Caravanserai
Terrorism

Kyrgyzstan attempts to head off radicalisation of military personnel

By Asker Sultanov

Kyrgyz State Border Service (GPS) personnel attend a seminar on fighting extremism and terrorism in Bishkek January 18. [Asker Sultanov]

Kyrgyz State Border Service (GPS) personnel attend a seminar on fighting extremism and terrorism in Bishkek January 18. [Asker Sultanov]

BISHKEK -- Kyrgyz clergy and officials are working to prevent extremists' recruitment of military personnel, who often lack religious knowledge and are on the frontline of the war against terrorism.

"It's precisely troops who are the most potentially vulnerable," Nurjigit Kadyrbekov, the chairman of the Bishkek-based NGO Iyman Foundation for the Development of Spiritual Culture, told Caravanserai.

Kyrgyzstan has not registered a single case of Kyrgyz soldiers joining extremist or terrorist groups. "However, we must not wait for terrorists and extremists to beat us to the punch," he said.

Extremists are especially interested in recruiting professional troops, said Bilal Saypiyev, head of the Dawah department at the Spiritual Administration of Muslims of Kyrgyzstan (DUMK).

"Soldiers have sound physical and military training," he told Caravanserai. "Extremists will do everything possible to recruit them. They often use religion as a tool for manipulation -- naturally, by completely distorting it."

Imparting religious knowledge among troops

"Military personnel should possess at least a minimum amount of religious knowledge, so they do not fall prey to the ideology of destructive forces," Saypiyev said.

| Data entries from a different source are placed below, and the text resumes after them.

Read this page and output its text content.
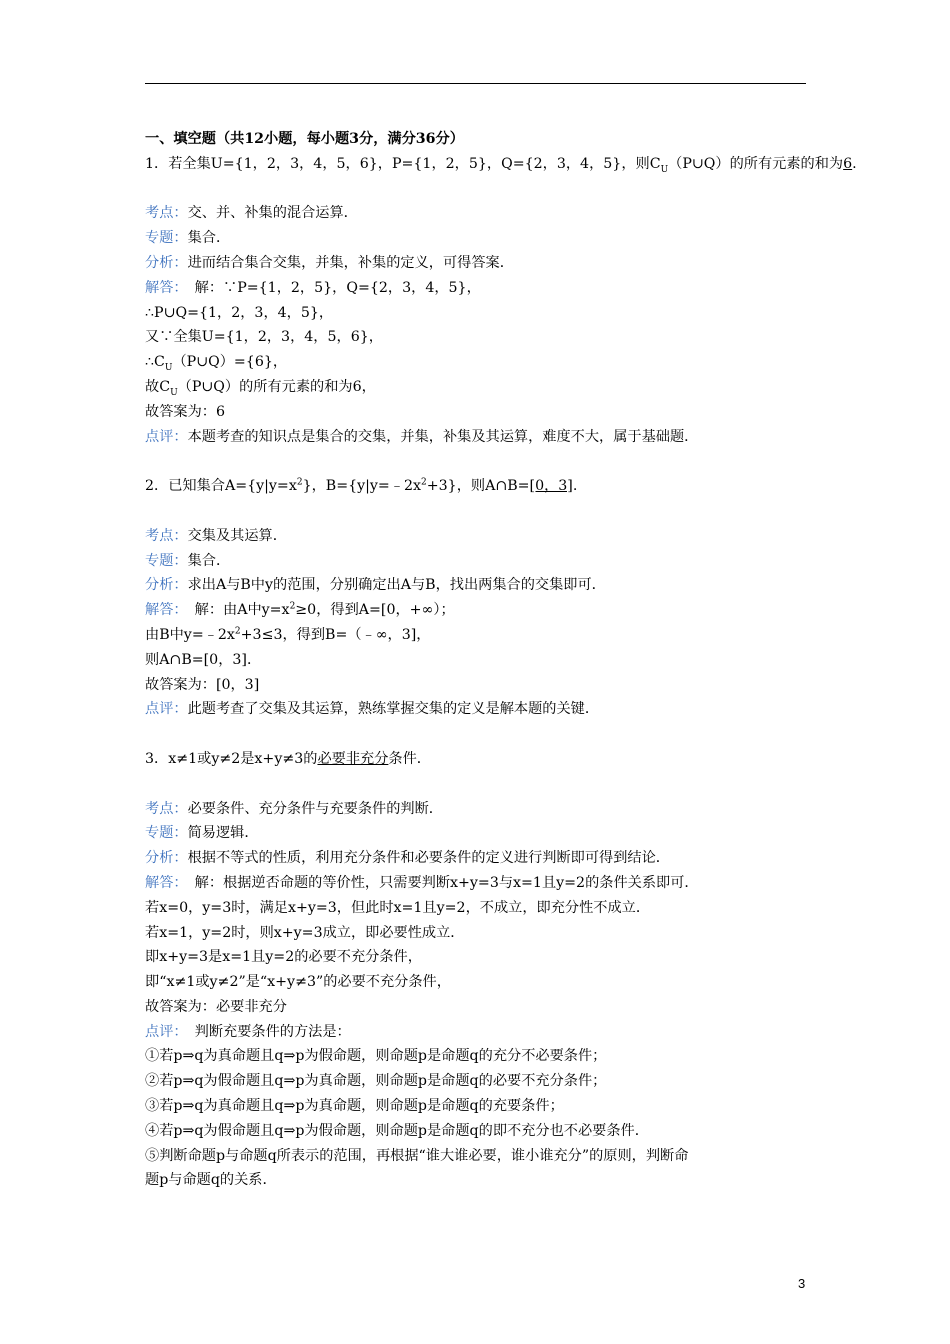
一、填空题（共12小题，每小题3分，满分36分）
1．若全集U={1，2，3，4，5，6}，P={1，2，5}，Q={2，3，4，5}，则$C_U(P\cup Q)$的所有元素的和为6.
考点：交、并、补集的混合运算．
专题：集合．
分析：进而结合集合交集，并集，补集的定义，可得答案．
解答：　解：∵P={1，2，5}，Q={2，3，4，5}，
∴P∪Q={1，2，3，4，5}，
又∵全集U={1，2，3，4，5，6}，
$\therefore C_U(P\cup Q)=\{6\}$，
故$C_U(P\cup Q)$的所有元素的和为6，
故答案为：6
点评：本题考查的知识点是集合的交集，并集，补集及其运算，难度不大，属于基础题．
2．已知集合$A=\{y|y=x^2\}$，$B=\{y|y=﹣2x^2+3\}$，则A∩B=[0，3].
考点：交集及其运算．
专题：集合．
分析：求出A与B中y的范围，分别确定出A与B，找出两集合的交集即可．
解答：　解：由A中$y=x^2\ge 0$，得到A=[0，+∞）；
由B中$y=﹣2x^2+3\le 3$，得到B=（﹣∞，3]，
则A∩B=[0，3]．
故答案为：[0，3]
点评：此题考查了交集及其运算，熟练掌握交集的定义是解本题的关键．
3．x≠1或y≠2是x+y≠3的必要非充分条件．
考点：必要条件、充分条件与充要条件的判断．
专题：简易逻辑．
分析：根据不等式的性质，利用充分条件和必要条件的定义进行判断即可得到结论．
解答：　解：根据逆否命题的等价性，只需要判断x+y=3与x=1且y=2的条件关系即可．
若x=0，y=3时，满足x+y=3，但此时x=1且y=2，不成立，即充分性不成立．
若x=1，y=2时，则x+y=3成立，即必要性成立．
即x+y=3是x=1且y=2的必要不充分条件，
即“x≠1或y≠2”是“x+y≠3”的必要不充分条件，
故答案为：必要非充分
点评：　判断充要条件的方法是：
①若p⇒q为真命题且q⇒p为假命题，则命题p是命题q的充分不必要条件；
②若p⇒q为假命题且q⇒p为真命题，则命题p是命题q的必要不充分条件；
③若p⇒q为真命题且q⇒p为真命题，则命题p是命题q的充要条件；
④若p⇒q为假命题且q⇒p为假命题，则命题p是命题q的即不充分也不必要条件．
⑤判断命题p与命题q所表示的范围，再根据“谁大谁必要，谁小谁充分”的原则，判断命
题p与命题q的关系．
3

The Iyman Foundation held a seminar on January 18 in Bishkek on combating extremism and terrorism for staff at the Kyrgyz State Border Service (GPS)'s central administration.

"Border guards are the first to encounter terrorists, so they need to know all the attributes of extremists and terrorists," Kadyrbekov said.

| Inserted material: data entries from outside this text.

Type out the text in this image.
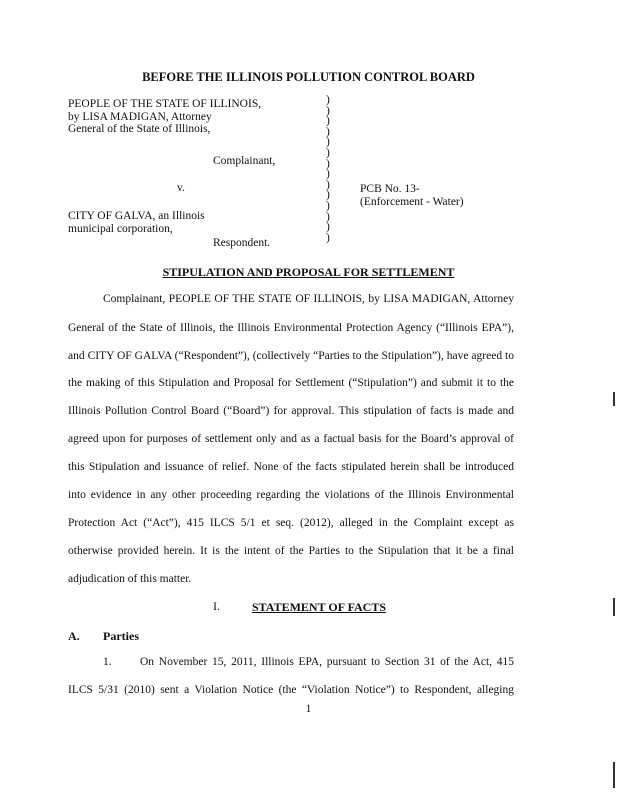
BEFORE THE ILLINOIS POLLUTION CONTROL BOARD
PEOPLE OF THE STATE OF ILLINOIS,
by LISA MADIGAN, Attorney
General of the State of Illinois,
Complainant,
v.
CITY OF GALVA, an Illinois
municipal corporation,
Respondent.
)
)
)
)
)
)
)
)
)
)
)
)
)
)
PCB No. 13-
(Enforcement - Water)
STIPULATION AND PROPOSAL FOR SETTLEMENT
Complainant, PEOPLE OF THE STATE OF ILLINOIS, by LISA MADIGAN, Attorney
General of the State of Illinois, the Illinois Environmental Protection Agency (“Illinois EPA”),
and CITY OF GALVA (“Respondent”), (collectively “Parties to the Stipulation”), have agreed to
the making of this Stipulation and Proposal for Settlement (“Stipulation”) and submit it to the
Illinois Pollution Control Board (“Board”) for approval. This stipulation of facts is made and
agreed upon for purposes of settlement only and as a factual basis for the Board’s approval of
this Stipulation and issuance of relief. None of the facts stipulated herein shall be introduced
into evidence in any other proceeding regarding the violations of the Illinois Environmental
Protection Act (“Act”), 415 ILCS 5/1 et seq. (2012), alleged in the Complaint except as
otherwise provided herein. It is the intent of the Parties to the Stipulation that it be a final
adjudication of this matter.
I.	STATEMENT OF FACTS
A. Parties
1. On November 15, 2011, Illinois EPA, pursuant to Section 31 of the Act, 415
ILCS 5/31 (2010) sent a Violation Notice (the “Violation Notice”) to Respondent, alleging
1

Lecturers from Iyman, DUMK and the Anti-Terrorism Centre at the Kyrgyz State National Security Committee (GKNB) ran the seminar.

"Our foundation put together a film for the soldiers called 'Not My War', which tells about the war in Syria, what is happening there and how terrorists are recruiting our people," Kadyrbekov said.

Anti-extremism seminars for the military began in Kyrgyzstan in 2016, and they served not only GPS troops but also those in the army and other Kyrgyz forces.

"From last year to this year, we have covered the entire commissioned officer corps at the [GPS]," he said "We visited the National Guard and different military units in the south, in Bishkek and at Manas International Airport."

"To our great joy, our military personnel can become educated in religion and learn about the tools and methods for fighting extremism and terrorism," Col. Talant Sabirov of the GPS told Caravanserai.

Countering an ideological war

"There is an ideological war going on in the world today, and we must stay ahead," Kadyrbekov said. "An ideological struggle is hard to fight with weapons [...] and we must oppose their weapons with our ideology."

"If someone does not understand [religion], he is very easy to manipulate," he said.

Kadyrbekov pointed to the case of Tajikistan's police special operations team commander Gulmurod Khalimov, who fled his homeland in 2015 and resurfaced as an "Islamic State of Iraq and the Levant" (ISIL) commander in the Middle East.

"There's no guarantee that won't happen here," he said.

Religious education for the military is essential, said Erkin Kasymov, the Armed Forces General Staff's representative at the GKNB Anti-Terrorism Centre.

"Raising awareness among the public ... should be carried out regularly," he told Caravanserai.